The extraordinary finds discovered in the settlement, founded in the eighth century BC (c.770-750 BC) by Greeks from the island of Euboea, provide evidence for the trade networks that existed at the time between the eastern and western Mediterranean involving the Near East, Greece, Africa, Etruria, and Sardinia. Pithecusae was one of the most important ports of call on account of its geographical position.
Many celebrated vases come from the necropolis such as the locally made “shipwreck krater”, decorated with an exceptional figurative scene, or the famous “Nestor’s Cup” made in northern Ionia, on which several verses in the Euboean alphabet were incised, alluding to the famous cup belonging to Nestor described in the Iliad.

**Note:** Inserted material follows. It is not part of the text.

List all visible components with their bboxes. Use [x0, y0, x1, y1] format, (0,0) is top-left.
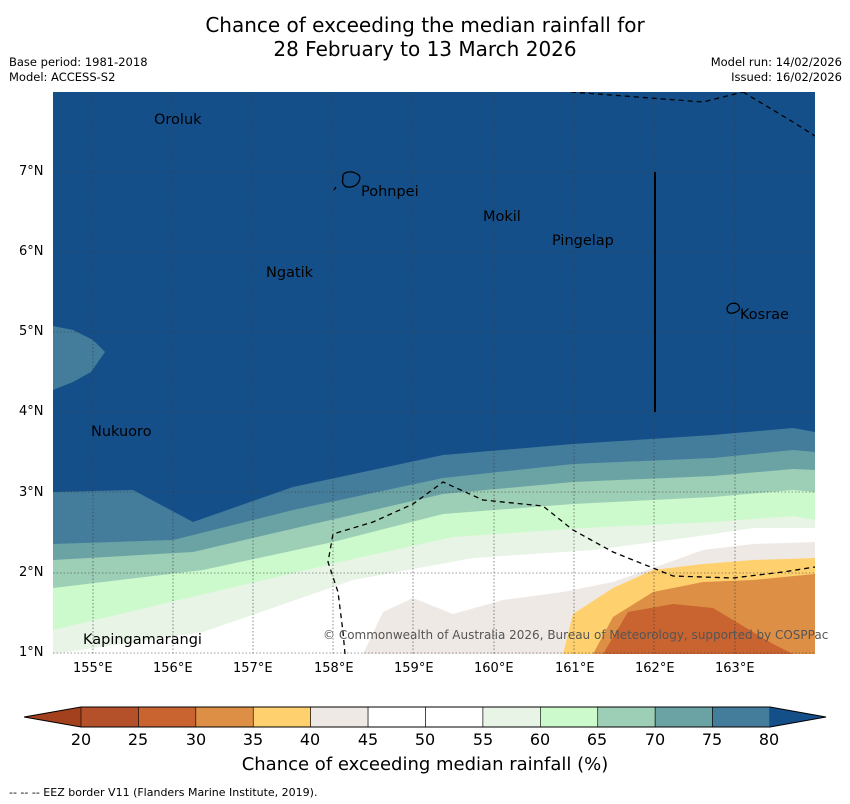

The museum was opened in 1999 by the Archaeological Superintendency for Naples and Caserta (Soprintendenza Archeologica per le province di Napoli e Caserta) and the Council of Lacco Ameno which bought the eighteenth-century Villa Arbusto, which had belonged to the entrepreneur A. Rizzoli, for this very purpose. The complex is situated in a breathtaking setting with panoramic views on the hill overlooking piazza Santa Restituta, opposite the promontory of Monte di Vico which was the site of the acropolis of Pithecusae. Close by, in the Mazzola area, lies the archaeological site of the craft district where metalworking activities took place (second half of the eighth-seventh century BC).
The museum has a section devoted to geology and volcanic phenomena which, from antiquity to the present, have always affected life on the island: the museum tour includes displays of artefacts that tell the story of the occupation phases prior to the arrival of the Greeks, material from the necropolis of San Montano and from the areas of the settlement, and finds dating from the Archaic period to Roman times.
The layout and design of the museum was curated by Giorgio Buchner with the assistance of Costanza Gialanella, who was working at the time as an archaeologist for the Archaeological Superintendency of Naples and Caserta.